Why Foreign Students Are Flocking to Russia
WHY YOU SHOULD CARE
Because knowledge really is power.
If you judge by recent headlines, Russia’s strategies for influencing foreign countries might seem all too familiar. Critics, for instance, would point to the Kremlin’s invasion of a neighboring country, or its meddling in a major election thousands of miles away.
But the government’s political toolbox for getting what it wants is more diverse — and subtle — than you might think. As Russia has reasserted itself on the global stage in recent years, it’s also relied on what theorists call “soft power,” with an eye toward proving, perhaps with a more delicate touch, that it’s a rising force in the world. To that end, sporting events have been an incredibly useful instrument: Both the 2014 Winter Olympics in Sochi and the 2018 World Cup served as coming-out parties for a country once relatively closed to the outside world.
Then there’s higher education, where experts say the country has increased its efforts to recruit foreign students. Those efforts appear to be working. According to data from Russia’s Ministry of Science and Higher Education …
The number of foreign students studying full-time in Russia has risen by more than 60 percent over the past five years.
The statistics clocked an increase from around 139,600 full-time students during the 2012-13 school year to about 229,300 by 2017. Add part-time or distance-learning students — whose numbers have actually dipped slightly — and the total foreign pupil population hovers around 313,000. The thing is, the number of U.S. students studying abroad in Russia reportedly dropped 25 percent, from 1,777 in 2012 to 1,319 in 2017. So where are the vast majority of those students coming from?
Glancing at their origin countries is like recreating a map of the former Soviet Union: According to the Institute of International Education, more than 71,000 hail from Kazakhstan, 24,500 come from Uzbekistan and nearly 23,000 are from Ukraine. (China ranks prominently too, and has reportedly sent more than 27,000 students.) And that’s no accident: Those countries share close political, economic and historic ties to Moscow, and as such, they comprise what the Kremlin considers its “near abroad” — a zone of privileged influence where relations with Russia is a priority on most of those governments’ agendas. Cultivating future elites in those countries who are sympathetic to Russia has long been a key geopolitical priority for Moscow.
Currently, the government offers an array of financial benefits to attract foreign students, especially from the former Soviet Union, including generously funded scholarships.
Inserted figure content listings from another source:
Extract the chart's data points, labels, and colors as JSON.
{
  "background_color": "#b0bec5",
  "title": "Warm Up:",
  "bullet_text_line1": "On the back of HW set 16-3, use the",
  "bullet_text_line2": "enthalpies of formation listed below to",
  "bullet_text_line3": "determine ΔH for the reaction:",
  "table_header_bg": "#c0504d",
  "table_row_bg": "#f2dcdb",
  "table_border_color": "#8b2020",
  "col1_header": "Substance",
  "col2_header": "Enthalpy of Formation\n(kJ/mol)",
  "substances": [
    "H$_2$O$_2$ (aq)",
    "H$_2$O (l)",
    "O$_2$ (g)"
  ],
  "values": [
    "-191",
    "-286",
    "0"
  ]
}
What’s more, according to Alena Nefedova, a junior research fellow at the Higher School of Economics in Moscow, the government’s monitoring of state universities considers a school’s foreign student population to be a marker of its performance — meaning institutions are effectively pressured to swell their ranks with students from abroad. “Without a doubt, higher education is one of the leading instruments of soft power,” she says.
You might’ve noticed that Russian state-sponsored propaganda is a powerful tool, often used to boost support for President Vladimir Putin personally and for his policies more broadly. But it’s not like foreign students are subjected to hourslong lecture sessions of pure agitprop. Rather, Nefedova says, studying in major cities like Moscow gives them invaluable insight into how Russia’s political, economic and social systems are built. And students will bring those lessons back home with them. “Russian education is still considered to be some of the best in the post-Soviet space,” she says.
Bigger things are apparently in store for Russian higher education: Local press reports have detailed government plans to boost the foreign student population some three times, to around 700,000, by 2025. Meanwhile, new international student enrollment in the U.S. — still the top destination in the world for international students — has fallen 9.6 percent since 2016, according to the 2018 Open Doors education report.
Using education as a political tool isn’t exactly a new innovation: During the Soviet era, Moscow hosted students from socialist-friendly countries in Europe, Africa and beyond, and relied on them to spread the good word about communism when they returned home. “International student mobility was a tool of the ideological and political struggle to implement Lenin’s plan for the Communist conquest of the world through the global revolution,” writes Maia Chankseliani, an associate professor at Oxford University, in a chapter for International Status Anxiety and Higher Education: The Soviet Legacy in China & Russia.
These days, though, it’s less about ideology and more about realpolitik — that is, making sure your political and economic interests are covered. And for Russia, molding young minds is a good way to do that.